The European Socialist Party already temporarily froze its relations with the Social Democratic Party (PSD) in Romania in 2019 due to its alleged lack of respect for the rule of law.

The doubts also extend to the Socialists of Slovakia, Bulgaria or Malta, where the Socialist Prime Minister, Joseph Muscat, resigned after the murder of journalist Daphne Caruana, who was investigating corruption cases linked to his government.

And in the liberal family is the Czech Prime Minister, Andrej Bavis, accused of conflicts of interest for having channeled European funds to an industrial conglomerate allegedly controlled by himself.

Orbán could postulate himself as a catalyst for those currents that on the right and left distrust the supranational integration represented by the EU and advocate for national sovereignty sometimes bordering on protectionism and xenophobia.

Boris Vezjak, a philosopher and professor at the University of Mariborg in Slovenia, doubts that the Hungarian prime minister will succeed in creating a true alternative.

"Fidesz may end up being marginal in the eyes of the political majority within the European Parliament and the general public," says Vezjak.

“Like it or not, it will be treated as a more radical Party and opposed to European democratic values ​​and principles.

Playing the role of victim is not going to convince anyone ”.

The objective of a large part of the PPE, in any case, was to avoid this external threat, holding out the pulse with Orbán until November of this year, to hold a programmatic congress in which the model to be followed for the next decade would be decided.

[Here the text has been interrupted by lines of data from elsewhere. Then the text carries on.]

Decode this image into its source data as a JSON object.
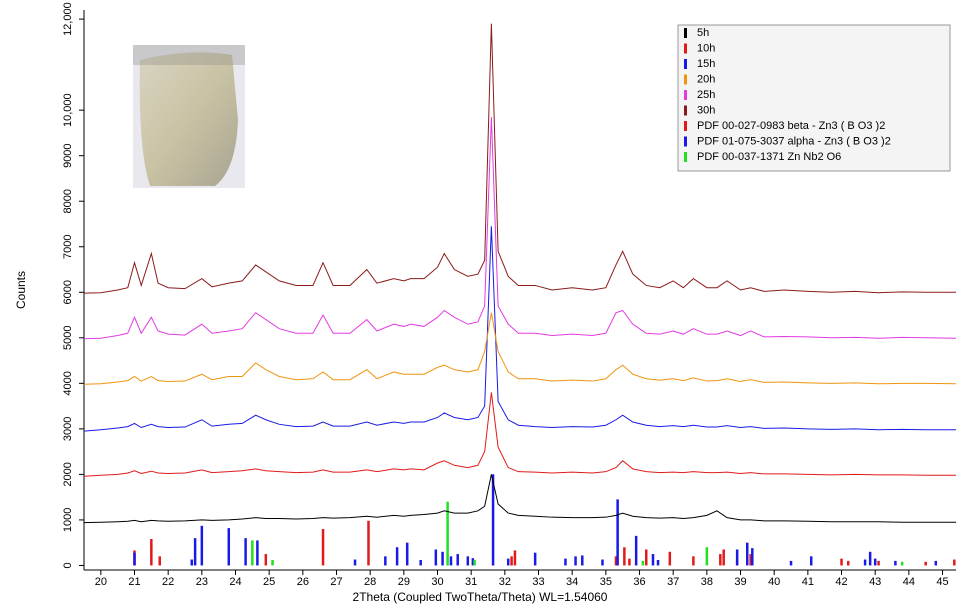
{
  "chart_data": {
    "type": "line",
    "x_label": "2Theta (Coupled TwoTheta/Theta) WL=1.54060",
    "y_label": "Counts",
    "xlim": [
      19.5,
      45.4
    ],
    "ylim": [
      -100,
      12200
    ],
    "xticks": [
      20,
      21,
      22,
      23,
      24,
      25,
      26,
      27,
      28,
      29,
      30,
      31,
      32,
      33,
      34,
      35,
      36,
      37,
      38,
      39,
      40,
      41,
      42,
      43,
      44,
      45
    ],
    "yticks": [
      0,
      1000,
      2000,
      3000,
      4000,
      5000,
      6000,
      7000,
      8000,
      9000,
      {
        "value": 10000,
        "label": "10,000"
      },
      {
        "value": 12000,
        "label": "12,000"
      }
    ],
    "legend": "upper right",
    "x": [
      19.5,
      20.0,
      20.5,
      20.8,
      21.0,
      21.2,
      21.5,
      21.7,
      22.0,
      22.5,
      23.0,
      23.3,
      23.8,
      24.2,
      24.6,
      24.9,
      25.3,
      25.8,
      26.3,
      26.6,
      26.9,
      27.4,
      27.9,
      28.2,
      28.7,
      29.0,
      29.2,
      29.6,
      30.0,
      30.2,
      30.5,
      30.9,
      31.2,
      31.4,
      31.6,
      31.8,
      32.1,
      32.4,
      32.9,
      33.4,
      34.0,
      34.6,
      35.0,
      35.3,
      35.5,
      35.8,
      36.2,
      36.6,
      37.0,
      37.3,
      37.6,
      38.0,
      38.3,
      38.6,
      39.0,
      39.3,
      39.7,
      40.3,
      41.0,
      41.7,
      42.4,
      43.1,
      43.8,
      44.5,
      45.4
    ],
    "series": [
      {
        "name": "5h",
        "color": "#000000",
        "values": [
          940,
          950,
          960,
          970,
          990,
          960,
          990,
          980,
          970,
          980,
          1000,
          990,
          1000,
          1020,
          1050,
          1030,
          1030,
          1020,
          1030,
          1050,
          1040,
          1050,
          1080,
          1060,
          1100,
          1080,
          1100,
          1120,
          1150,
          1200,
          1150,
          1150,
          1200,
          1300,
          2000,
          1350,
          1150,
          1100,
          1080,
          1060,
          1050,
          1050,
          1060,
          1100,
          1150,
          1080,
          1050,
          1040,
          1050,
          1030,
          1050,
          1100,
          1200,
          1050,
          1000,
          1000,
          980,
          980,
          970,
          960,
          960,
          960,
          950,
          950,
          950
        ]
      },
      {
        "name": "10h",
        "color": "#e11a1a",
        "values": [
          1960,
          1980,
          2000,
          2030,
          2080,
          2020,
          2070,
          2030,
          2020,
          2030,
          2100,
          2040,
          2060,
          2080,
          2120,
          2080,
          2060,
          2040,
          2050,
          2100,
          2050,
          2050,
          2100,
          2060,
          2120,
          2100,
          2120,
          2100,
          2250,
          2300,
          2200,
          2150,
          2200,
          2500,
          3800,
          2600,
          2150,
          2060,
          2050,
          2030,
          2050,
          2030,
          2060,
          2150,
          2300,
          2120,
          2060,
          2040,
          2050,
          2040,
          2060,
          2040,
          2040,
          2050,
          2020,
          2040,
          2010,
          2010,
          2000,
          1990,
          2000,
          1990,
          1990,
          1980,
          1980
        ]
      },
      {
        "name": "15h",
        "color": "#1a1ae6",
        "values": [
          2950,
          2980,
          3020,
          3050,
          3120,
          3030,
          3100,
          3050,
          3030,
          3040,
          3200,
          3060,
          3100,
          3120,
          3300,
          3200,
          3100,
          3050,
          3060,
          3150,
          3060,
          3060,
          3150,
          3080,
          3150,
          3120,
          3150,
          3150,
          3250,
          3350,
          3250,
          3200,
          3250,
          3500,
          7450,
          3600,
          3200,
          3080,
          3050,
          3030,
          3050,
          3040,
          3080,
          3200,
          3300,
          3150,
          3080,
          3050,
          3070,
          3050,
          3080,
          3040,
          3040,
          3070,
          3030,
          3050,
          3010,
          3020,
          3000,
          2990,
          3000,
          2980,
          2990,
          2980,
          2980
        ]
      },
      {
        "name": "20h",
        "color": "#f0940f",
        "values": [
          3980,
          3990,
          4030,
          4060,
          4150,
          4050,
          4150,
          4060,
          4040,
          4050,
          4200,
          4080,
          4150,
          4150,
          4450,
          4300,
          4150,
          4080,
          4100,
          4250,
          4080,
          4080,
          4300,
          4100,
          4250,
          4200,
          4200,
          4200,
          4350,
          4400,
          4300,
          4250,
          4300,
          4700,
          5550,
          4700,
          4250,
          4100,
          4100,
          4050,
          4070,
          4050,
          4100,
          4300,
          4400,
          4200,
          4100,
          4070,
          4100,
          4060,
          4120,
          4050,
          4060,
          4100,
          4040,
          4080,
          4020,
          4030,
          4010,
          4000,
          4010,
          3990,
          4000,
          4000,
          3990
        ]
      },
      {
        "name": "25h",
        "color": "#e23be2",
        "values": [
          4980,
          4990,
          5050,
          5100,
          5450,
          5100,
          5450,
          5150,
          5080,
          5060,
          5300,
          5100,
          5150,
          5200,
          5550,
          5400,
          5200,
          5100,
          5100,
          5500,
          5100,
          5100,
          5400,
          5150,
          5300,
          5250,
          5300,
          5250,
          5450,
          5600,
          5450,
          5300,
          5350,
          5700,
          9850,
          5700,
          5300,
          5100,
          5100,
          5050,
          5080,
          5050,
          5100,
          5550,
          5600,
          5300,
          5100,
          5080,
          5150,
          5080,
          5200,
          5080,
          5080,
          5150,
          5050,
          5150,
          5020,
          5030,
          5020,
          5000,
          5010,
          4990,
          5010,
          5000,
          4990
        ]
      },
      {
        "name": "30h",
        "color": "#8b1a1a",
        "values": [
          5980,
          5990,
          6050,
          6100,
          6650,
          6150,
          6850,
          6200,
          6100,
          6080,
          6300,
          6120,
          6200,
          6250,
          6600,
          6450,
          6250,
          6150,
          6150,
          6650,
          6150,
          6150,
          6500,
          6200,
          6300,
          6250,
          6300,
          6300,
          6550,
          6850,
          6500,
          6350,
          6400,
          6700,
          11900,
          6900,
          6350,
          6150,
          6150,
          6050,
          6100,
          6050,
          6100,
          6600,
          6900,
          6400,
          6150,
          6100,
          6250,
          6100,
          6300,
          6100,
          6100,
          6250,
          6050,
          6100,
          6020,
          6050,
          6020,
          6000,
          6020,
          5990,
          6010,
          6000,
          6000
        ]
      }
    ],
    "references": [
      {
        "name": "PDF 00-027-0983  beta - Zn3 ( B O3 )2",
        "color": "#e11a1a",
        "positions": [
          21.0,
          21.5,
          21.75,
          24.9,
          26.6,
          27.95,
          32.2,
          32.3,
          35.3,
          35.55,
          35.7,
          36.2,
          36.9,
          37.6,
          38.4,
          38.5,
          38.9,
          39.3,
          42.0,
          42.2,
          43.1,
          44.5,
          45.35
        ],
        "heights": [
          330,
          580,
          200,
          250,
          800,
          980,
          200,
          330,
          200,
          400,
          150,
          350,
          300,
          200,
          250,
          350,
          150,
          250,
          150,
          100,
          100,
          80,
          130
        ]
      },
      {
        "name": "PDF 01-075-3037  alpha - Zn3 ( B O3 )2",
        "color": "#1a1ae6",
        "positions": [
          21.0,
          22.7,
          22.8,
          23.0,
          23.8,
          24.3,
          24.65,
          27.55,
          28.45,
          28.8,
          29.1,
          29.5,
          29.95,
          30.15,
          30.4,
          30.6,
          30.9,
          31.05,
          31.65,
          32.1,
          32.9,
          33.8,
          34.1,
          34.3,
          34.9,
          35.35,
          35.9,
          36.4,
          36.55,
          38.9,
          39.2,
          39.35,
          40.5,
          41.1,
          42.7,
          42.85,
          43.0,
          43.6,
          44.8
        ],
        "heights": [
          280,
          130,
          600,
          870,
          820,
          600,
          550,
          130,
          200,
          400,
          500,
          120,
          350,
          300,
          200,
          250,
          200,
          160,
          2000,
          150,
          280,
          150,
          200,
          220,
          130,
          1450,
          650,
          250,
          120,
          350,
          500,
          380,
          100,
          200,
          130,
          300,
          150,
          100,
          100
        ]
      },
      {
        "name": "PDF 00-037-1371  Zn Nb2 O6",
        "color": "#22e022",
        "positions": [
          24.5,
          25.1,
          30.3,
          31.1,
          36.1,
          38.0,
          43.8
        ],
        "heights": [
          550,
          120,
          1400,
          120,
          100,
          400,
          80
        ]
      }
    ]
  }
}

Popular sources acknowledge that partisan sensitivities of a turn to the right similar to that advocated by Orbán coexist in the party, with the Austrian Chancellor, Sebastian Kurz, and the Prime Minister of Slovenia, Janez Jansa, as prominent representatives of the hard wing.

The choice between the Christian Democratic tradition or the alternative proposed by Orbán would have been resolved, according to those who defended the congressional formula, in an orderly and debated manner, and not abrupt as has happened.

But events have rushed.

And the risk of a curtain of misunderstanding emerging between the east and west of the EU is trading higher than ever since the 2004 enlargement.